To utilise the power of his gallop over a trip (a mile and a quarter) at least two furlongs short of his optimum, Christy Roche had sent St Jovite to the front well before the turn. This time, though, Dr Devious was not floundering in sand and when his thin chestnut frame slipped upsides the big bay machine of St Jovite you knew it would take a magnifying glass to divide them in the judge's room.
Most thought St Jovite had won. John Reid, Dr Devious's jockey, was among them, and when Peter Chapple-Hyam, the horse's trainer, advised his team to occupy neutral ground while the photo-finish was examined, Reid ignored the call and guided Dr Devious into second place. 'I thought I'd got him,' Reid said, sadly. On Leopardstown's photo-finish board, later, it looked like a dead-heat.

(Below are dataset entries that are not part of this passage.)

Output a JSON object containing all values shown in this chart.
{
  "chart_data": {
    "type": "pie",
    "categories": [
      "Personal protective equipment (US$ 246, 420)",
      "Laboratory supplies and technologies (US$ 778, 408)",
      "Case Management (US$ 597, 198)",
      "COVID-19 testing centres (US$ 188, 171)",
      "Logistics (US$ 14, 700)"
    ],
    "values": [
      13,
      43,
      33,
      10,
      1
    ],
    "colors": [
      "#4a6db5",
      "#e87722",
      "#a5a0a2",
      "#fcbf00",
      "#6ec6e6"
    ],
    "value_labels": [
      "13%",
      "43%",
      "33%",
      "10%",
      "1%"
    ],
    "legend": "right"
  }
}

At Epsom, remember, Dr Devious had sprinted away from St Jovite with seemingly irreversible authority. Then the two met again at The Curragh and St Jovite opened up a runway between himself and his diminutive pursuer. St Jovite strolled home in the King George VI and Queen Elizabeth Stakes (his great rival was on the sick list), and everybody said Dr Devious would need to be equipped with binoculars ever to see his later-developing adversary again.
Hence the starting prices yesterday: 7-2 Dr Devious, 4-7 St Jovite. And yet, even with the scorecard favouring Dr Devious, St Jovite is 7-4 with Ladbrokes for the Arc while his conqueror here is a 3-1 chance (User Friendly, the St Leger winner, is 4-1, and it is then 8-1 bar the three).
The bookies believe that, with a faster pace, firmer ground and the extra expanse of turf, St Jovite will reassert his dominance. The statistics also show that yesterday's loser is a better horse travelling right-handed, because he leads with that leg. There were even those who thought that St Jovite would have held off Dr Devious had he not hung in towards his challenger and Roche not stopped riding near the post.
Chapple-Hyam disputes these theories, as well he might (not least because he has backed his horse for the big one at 10-1). 'Why shouldn't he (Dr Devious) be favourite?' he said. 'He came back from The Curragh a sick horse and needed the run badly when he was fourth at York. I thought he was 99 per cent straight today, but I am still hoping he could be just a fraction fitter for Paris. He'll take all the beating.'
This was vindication, yet again, for Chapple-Hyam's assertiveness. He had said Dr Devious was coming back (a temperature of 105 was recorded after the Irish Derby) and had dismissed the notion that St Jovite would inflict another shrivelling defeat.
Both trainers rejected the idea that this was merely a public warm-up for France. 'Today wasn't a prep-race for anything,' Jim Bolger, who saddled the runner-up, said. 'This was the first time a Derby winner, an Irish Derby winner and an Eclipse winner (Kooyonga, who was a distant and disappointing fourth) have met in Ireland. St Jovite was as well as I could have him and he has lost out by a fraction. It was a super race. '
That, at least, was not open to interpretation.